Trinta anos de memórias frescas

Seleção Sub-20

Portugal tornou-se bicampeão mundial sub-20 em Lisboa, a 30 de junho de 1991.

Imagine 127 mil pessoas num estádio para ver a final de um grande torneio internacional. Em 2021 é difícil, não é? Mas em 1991, no Mundial sub-20 organizado em Portugal, foi isso que se passou: “Para além do título que vencemos, o sobressai mais desse torneio é a quantidade de gente que esteve no último jogo, no Estádio da Luz, com o Brasil. Neste momento, isso não existe. Os jogadores não conseguiam falar entre si no campo, tinham mesmo de gritar porque o barulho era incrível. Depois, claro que temos de falar de toda a aquela emoção no final.”

As palavras de João Vieira Pinto, capitão dessa Equipa das Quinas que se cobriu de glória e, hoje em dia, Diretor da Federação Portuguesa de Futebol, são elucidativas. Depois da vitória no Mundial sub-20 de 1989, em Riade, Portugal repetiu o feito dois anos volvidos e sempre sob a orientação técnica de Carlos Queiroz. As emoções descontrolaram-se: “Foi uma euforia enorme, as pessoas estavam todas contentes, saíram à rua. Éramos campeões do mundo no nosso país! Penso que essa euforia foi normal”, salientou o homem que levantou o troféu no final de uma partida que foi resolvida nos pontapés de penálti (4-2) depois do nulo no tempo regulamentar e no prolongamento.

Um estádio cheio de adeptos a transbordar de entusiasmo e um desempate dramático da marca dos 11 metros. Como terá sido esse momento para quem esteve em campo? “Sabíamos que, a partir daquele momento, tudo se ia decidir e estava em causa um Campeonato do Mundo. O penálti é o único momento do jogo em que a pressão está do lado de quem remata. O guarda-redes tem de usufruir dessa oportunidade e tentar tornar-se um herói. Eu estava completamente abstraído do ambiente, focado nos penáltis. Claro que a recordação mais clara que tenho é a defesa que fiz [a remate de Marquinhos] antes do golo da vitória apontado pelo Rui Costa”, recorda o atual Treinador Nacional de guarda-redes sub-21, Fernando Brassard, que ocupava a baliza da Equipa das Quinas naquela tarde quente de 30 de junho de 1991.

Portugal fez um percurso exemplar nesta prova que jogou em casa porque a Nigéria, o país-anfitrião escolhido pela FIFA, se viu envolvida num escândalo de falsificação de idades de jogadores.

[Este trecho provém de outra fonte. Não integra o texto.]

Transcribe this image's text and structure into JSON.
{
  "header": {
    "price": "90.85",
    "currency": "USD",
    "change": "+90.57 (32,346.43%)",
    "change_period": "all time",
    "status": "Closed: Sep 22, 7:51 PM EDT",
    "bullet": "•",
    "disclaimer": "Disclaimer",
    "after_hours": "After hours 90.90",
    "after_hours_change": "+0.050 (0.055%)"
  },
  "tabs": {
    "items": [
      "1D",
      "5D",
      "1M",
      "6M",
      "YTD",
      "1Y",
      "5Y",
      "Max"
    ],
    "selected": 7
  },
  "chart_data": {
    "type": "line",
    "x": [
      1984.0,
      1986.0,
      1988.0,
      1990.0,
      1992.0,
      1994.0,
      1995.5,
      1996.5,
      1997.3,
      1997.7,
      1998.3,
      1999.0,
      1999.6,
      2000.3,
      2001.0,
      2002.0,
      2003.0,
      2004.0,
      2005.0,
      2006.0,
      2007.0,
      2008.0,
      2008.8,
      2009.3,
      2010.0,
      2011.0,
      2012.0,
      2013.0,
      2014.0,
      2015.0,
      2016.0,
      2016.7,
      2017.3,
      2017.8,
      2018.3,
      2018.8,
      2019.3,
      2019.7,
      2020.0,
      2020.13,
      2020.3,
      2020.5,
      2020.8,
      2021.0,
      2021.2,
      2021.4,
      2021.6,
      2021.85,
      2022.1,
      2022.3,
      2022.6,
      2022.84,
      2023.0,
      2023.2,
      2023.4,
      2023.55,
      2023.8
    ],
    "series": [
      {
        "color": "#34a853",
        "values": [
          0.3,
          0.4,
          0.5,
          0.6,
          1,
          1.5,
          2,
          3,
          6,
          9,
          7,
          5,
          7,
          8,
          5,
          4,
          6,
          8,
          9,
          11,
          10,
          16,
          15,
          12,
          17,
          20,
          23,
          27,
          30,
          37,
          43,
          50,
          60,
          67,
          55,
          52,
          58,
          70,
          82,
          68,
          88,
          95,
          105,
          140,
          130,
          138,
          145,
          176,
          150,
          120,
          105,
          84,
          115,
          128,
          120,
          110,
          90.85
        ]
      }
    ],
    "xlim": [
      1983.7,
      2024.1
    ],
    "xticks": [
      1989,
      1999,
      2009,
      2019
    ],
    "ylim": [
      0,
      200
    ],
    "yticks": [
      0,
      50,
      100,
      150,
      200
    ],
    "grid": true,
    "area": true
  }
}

Na fase de grupos, a qualificação foi obtida no primeiro lugar do grupo A, com vitórias sobre os três adversários (2-0 à Rep. Irlanda, 3-0 à Argentina e 1-0 à Rep. Coreia), seguindo-se triunfos com o México (2-1 após prolongamento, nos quartos de final) e a Austrália (1-0 nas meias-finais). Este trajeto deveu-se a quê, afinal? É Rui Bento, um dos artífices da conquista, quem esclarece: “Tínhamos uma característica muito particular: podiam dizer-nos para termos cuidado com isto ou aquilo, mas depois a bola começava a rolar e limitávamo-nos a jogar o jogo pelo jogo, fosse com quem fosse. Éramos muito atrevidos. Estávamos sobretudo focados no nosso trabalho, no que éramos capazes de fazer. Não abdicávamos dos nossos princípios, era assim que gostávamos de viver o futebol”, salientou o antigo defesa/médio, que exerce agora as funções de Treinador Nacional nos escalões de formação da FPF.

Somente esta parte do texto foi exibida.